Lübnan'da İsrail'in bombaladığı akaryakıt tanklarından sızan petrol, başkent Beyrut'un kıyı şeridinden sonra, Akdeniz'deki diğer ülkeleri de tehdit ediyor. Akdeniz'e kıyısı olan ülkeler, kirliliğin yayılmasını önlemek için çözüm arayışında. Beyrut kıyılarının temizlenmesi için ise 50 milyon euro gerekiyor.
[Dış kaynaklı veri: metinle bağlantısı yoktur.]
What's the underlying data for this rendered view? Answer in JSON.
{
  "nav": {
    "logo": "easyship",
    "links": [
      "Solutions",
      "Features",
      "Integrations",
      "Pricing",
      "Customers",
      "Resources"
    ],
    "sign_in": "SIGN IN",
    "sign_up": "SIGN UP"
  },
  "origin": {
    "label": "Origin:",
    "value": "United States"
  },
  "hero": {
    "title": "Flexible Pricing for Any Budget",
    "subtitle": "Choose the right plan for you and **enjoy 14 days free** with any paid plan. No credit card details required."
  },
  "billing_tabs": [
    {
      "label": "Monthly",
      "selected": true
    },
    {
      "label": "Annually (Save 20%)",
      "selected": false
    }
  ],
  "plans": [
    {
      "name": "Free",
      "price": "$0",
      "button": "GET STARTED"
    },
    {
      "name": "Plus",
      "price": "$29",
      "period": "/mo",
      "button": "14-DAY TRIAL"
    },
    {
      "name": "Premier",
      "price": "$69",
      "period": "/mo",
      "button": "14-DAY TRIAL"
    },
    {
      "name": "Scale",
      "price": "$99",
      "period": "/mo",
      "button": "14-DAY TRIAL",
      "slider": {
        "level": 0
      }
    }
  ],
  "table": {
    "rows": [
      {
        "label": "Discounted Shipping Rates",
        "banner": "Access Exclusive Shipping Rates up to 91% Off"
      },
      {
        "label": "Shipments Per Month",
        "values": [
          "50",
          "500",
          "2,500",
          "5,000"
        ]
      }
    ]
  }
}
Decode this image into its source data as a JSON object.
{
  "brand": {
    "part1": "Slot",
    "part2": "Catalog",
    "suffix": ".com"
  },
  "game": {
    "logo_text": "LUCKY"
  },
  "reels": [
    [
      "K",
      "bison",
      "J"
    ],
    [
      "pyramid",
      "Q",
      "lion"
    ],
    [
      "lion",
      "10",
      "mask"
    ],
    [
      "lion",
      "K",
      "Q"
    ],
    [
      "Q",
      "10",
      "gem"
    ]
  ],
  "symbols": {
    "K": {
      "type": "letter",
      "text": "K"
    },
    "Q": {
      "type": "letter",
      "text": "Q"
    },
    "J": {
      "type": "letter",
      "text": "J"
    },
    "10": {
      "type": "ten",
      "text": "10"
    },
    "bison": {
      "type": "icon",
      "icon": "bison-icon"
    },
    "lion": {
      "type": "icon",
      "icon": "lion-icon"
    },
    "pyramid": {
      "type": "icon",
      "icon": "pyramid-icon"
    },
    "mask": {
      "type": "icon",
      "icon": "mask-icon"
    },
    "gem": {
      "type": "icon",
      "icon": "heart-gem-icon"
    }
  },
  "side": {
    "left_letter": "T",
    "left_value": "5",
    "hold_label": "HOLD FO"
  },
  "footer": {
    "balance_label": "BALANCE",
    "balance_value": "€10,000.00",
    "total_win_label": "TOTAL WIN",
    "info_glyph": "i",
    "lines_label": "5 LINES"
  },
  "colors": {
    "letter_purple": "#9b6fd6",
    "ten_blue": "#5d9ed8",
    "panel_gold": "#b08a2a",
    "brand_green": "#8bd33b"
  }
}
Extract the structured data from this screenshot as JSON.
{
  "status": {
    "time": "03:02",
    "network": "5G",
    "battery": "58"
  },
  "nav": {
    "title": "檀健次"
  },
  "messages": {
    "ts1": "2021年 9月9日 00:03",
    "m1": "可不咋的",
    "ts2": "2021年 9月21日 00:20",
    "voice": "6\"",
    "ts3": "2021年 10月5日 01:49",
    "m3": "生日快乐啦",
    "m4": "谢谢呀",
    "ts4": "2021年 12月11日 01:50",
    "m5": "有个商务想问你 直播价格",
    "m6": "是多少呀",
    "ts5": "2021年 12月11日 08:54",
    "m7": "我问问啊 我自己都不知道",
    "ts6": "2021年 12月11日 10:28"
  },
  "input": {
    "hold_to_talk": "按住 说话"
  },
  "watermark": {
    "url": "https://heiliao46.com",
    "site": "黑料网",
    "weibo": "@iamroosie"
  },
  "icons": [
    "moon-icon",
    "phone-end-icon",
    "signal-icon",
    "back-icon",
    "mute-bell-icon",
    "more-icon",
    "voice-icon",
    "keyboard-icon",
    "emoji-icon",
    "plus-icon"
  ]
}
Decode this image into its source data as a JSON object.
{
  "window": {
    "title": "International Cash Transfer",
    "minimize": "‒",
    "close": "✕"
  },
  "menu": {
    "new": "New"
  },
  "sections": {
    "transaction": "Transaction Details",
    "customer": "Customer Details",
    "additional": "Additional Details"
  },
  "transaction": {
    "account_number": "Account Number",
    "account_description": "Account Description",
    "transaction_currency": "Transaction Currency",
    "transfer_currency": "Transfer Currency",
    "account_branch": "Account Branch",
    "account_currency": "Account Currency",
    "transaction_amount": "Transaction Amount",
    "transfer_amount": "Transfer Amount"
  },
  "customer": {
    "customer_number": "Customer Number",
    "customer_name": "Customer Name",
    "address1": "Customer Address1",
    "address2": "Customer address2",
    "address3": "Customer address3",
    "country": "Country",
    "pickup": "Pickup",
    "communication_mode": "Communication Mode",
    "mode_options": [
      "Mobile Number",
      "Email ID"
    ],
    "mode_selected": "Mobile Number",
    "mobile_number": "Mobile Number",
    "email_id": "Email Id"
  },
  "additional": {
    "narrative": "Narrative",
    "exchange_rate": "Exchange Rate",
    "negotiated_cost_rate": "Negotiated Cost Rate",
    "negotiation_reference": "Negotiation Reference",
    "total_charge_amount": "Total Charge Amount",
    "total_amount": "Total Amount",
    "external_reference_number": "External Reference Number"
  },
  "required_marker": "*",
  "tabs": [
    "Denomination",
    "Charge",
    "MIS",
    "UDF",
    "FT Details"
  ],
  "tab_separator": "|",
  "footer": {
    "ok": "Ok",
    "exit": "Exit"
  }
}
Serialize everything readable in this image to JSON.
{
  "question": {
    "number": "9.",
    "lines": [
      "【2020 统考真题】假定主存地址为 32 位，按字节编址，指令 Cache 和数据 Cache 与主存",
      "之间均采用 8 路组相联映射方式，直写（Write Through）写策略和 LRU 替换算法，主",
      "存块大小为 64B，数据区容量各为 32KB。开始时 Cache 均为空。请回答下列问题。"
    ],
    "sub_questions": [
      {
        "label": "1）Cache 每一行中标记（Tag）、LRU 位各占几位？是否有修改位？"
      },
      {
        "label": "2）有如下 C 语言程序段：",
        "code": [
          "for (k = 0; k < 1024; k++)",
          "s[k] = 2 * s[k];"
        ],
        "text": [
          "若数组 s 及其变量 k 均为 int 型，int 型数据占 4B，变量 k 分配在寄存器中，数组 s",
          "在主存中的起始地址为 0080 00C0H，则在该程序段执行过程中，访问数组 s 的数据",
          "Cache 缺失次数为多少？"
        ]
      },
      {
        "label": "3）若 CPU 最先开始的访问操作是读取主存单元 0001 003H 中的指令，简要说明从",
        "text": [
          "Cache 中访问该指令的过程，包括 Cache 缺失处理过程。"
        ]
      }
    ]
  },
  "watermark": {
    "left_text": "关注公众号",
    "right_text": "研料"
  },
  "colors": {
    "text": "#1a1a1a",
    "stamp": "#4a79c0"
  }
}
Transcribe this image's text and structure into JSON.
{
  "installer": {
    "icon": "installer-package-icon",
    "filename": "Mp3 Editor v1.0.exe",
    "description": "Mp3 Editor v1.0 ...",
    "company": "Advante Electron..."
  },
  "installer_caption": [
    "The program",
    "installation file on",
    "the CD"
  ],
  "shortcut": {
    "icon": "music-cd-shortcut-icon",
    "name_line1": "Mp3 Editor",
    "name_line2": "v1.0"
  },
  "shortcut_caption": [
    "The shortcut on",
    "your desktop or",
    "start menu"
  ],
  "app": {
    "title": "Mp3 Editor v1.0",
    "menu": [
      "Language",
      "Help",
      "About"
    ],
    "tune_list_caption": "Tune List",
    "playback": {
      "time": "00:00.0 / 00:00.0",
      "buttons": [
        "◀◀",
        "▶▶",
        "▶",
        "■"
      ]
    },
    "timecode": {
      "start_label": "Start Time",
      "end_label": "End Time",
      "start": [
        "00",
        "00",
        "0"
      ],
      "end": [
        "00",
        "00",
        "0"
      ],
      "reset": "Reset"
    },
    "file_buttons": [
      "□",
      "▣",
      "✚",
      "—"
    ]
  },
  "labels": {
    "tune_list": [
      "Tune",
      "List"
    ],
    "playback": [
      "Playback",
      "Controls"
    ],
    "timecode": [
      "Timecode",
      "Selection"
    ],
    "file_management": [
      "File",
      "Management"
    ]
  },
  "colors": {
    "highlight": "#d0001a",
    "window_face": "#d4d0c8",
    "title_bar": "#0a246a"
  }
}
İsrail tarafından 34 gün boyunca bombalanan Lübnan'da, insani trajedinin yanı sıra çevre felaketi de yaşanıyor. 15 temmuzda İsrail jetlerinin saldırısına hedef olan Beyrut yakınlarındaki El Ciyye kentinde bulunan bir enerji santralının deposundan sızan 10 ile 15 bin ton petrol önce Lübnan'da 150 kilometrelik kıyı şeridini kapladı, ardından Suriye, Türkiye, Kıbrıs ve Yunanistan sahillerini tehdit etti.
 
Lübnanlı çevreciler petrolü kendi imkanlarını seferber ederek temizlemeye çalıştı, ancak  bombardımanın sürmesi temizleme çalışmalarına engel oldu. Yeşil kaplumbağaların beslenme yatağı Lübnan kıyıları, canlılar için öldürücü siyah petrol tabakasıyla kaplandı.
 
Akdeniz'e kıyısı bulunan - İsrail dışındaki - ülkeler, petrolün yayılması endişesiyle Yunanistan'ın başkenti Atina'da biraraya geldi. Toplantıda, 15 bin ton petrolün yol açtığı kirliliğin ortadan kaldırılması için ortak strateji uygulanması kararlaştırıldı. 
 
Toplantı sonunda yapılan açıklamada, kirliliğin temizlenmesi için gereken 50 milyon euroluk kaynağın 10 milyonunu AB'nin sağlayacağı, OPEC'in de 200 bin euro katkıda bulunacağı belirtilirken, geri kalan finansmanın sağlanması için çalışmaların sürdürüldüğü bildirildi. 

Çevre örgütleri de, İsrail bombardımanı sonucu denize sızan binlerce ton petrol tabakasının Türkiye ve Kıbrıs kıyıları için tehdit oluşturduğu uyarısında bulunuyor.
 
Kısa vadede, akıntının balık avlama bölgelerine ve kumsallarına yayılmalarını önlemek ve kontrol altına almak için Lübnanlı yetkililerin acil yardıma ihtiyaç duyduklarını bildiren Greenpeace, uzun vadede akıntıyı Lübnan açıklarında 100 km'ye kadar temizlemenin 6-12 ay arasında zaman alacağını belirtti.
 
Çevreci örgüt, akıntının, Lübnan'ın zaten az olan deniz rezervlerine ve bunun yanı sıra Lübnan sahillerindeki balık yumurtaları ve deniz kaplumbağaları yuvaları için de bir tehdit oluşturmakta olduğu uyarısında bulundu.
 
Petrol akıntısı, Akdeniz'de yaşayan deniz memelilerinin ve deniz kuşlarının yanı sıra yerel balıkçılığı ve turizmi de çok kötü etkileyeceğini belirten Greenpeace, uluslararası kamuoyunu bu insanlık vahşetine ve çevre tahribatına acil bir son vermeye çağırıyor.
 
Lübnan Çevre Bakanı Yakub El Sarraf da kirliliğin, sadece Lübnan'ı değil Doğu Akdeniz'deki tüm ülkeleri etkileyeceğini söylemişti.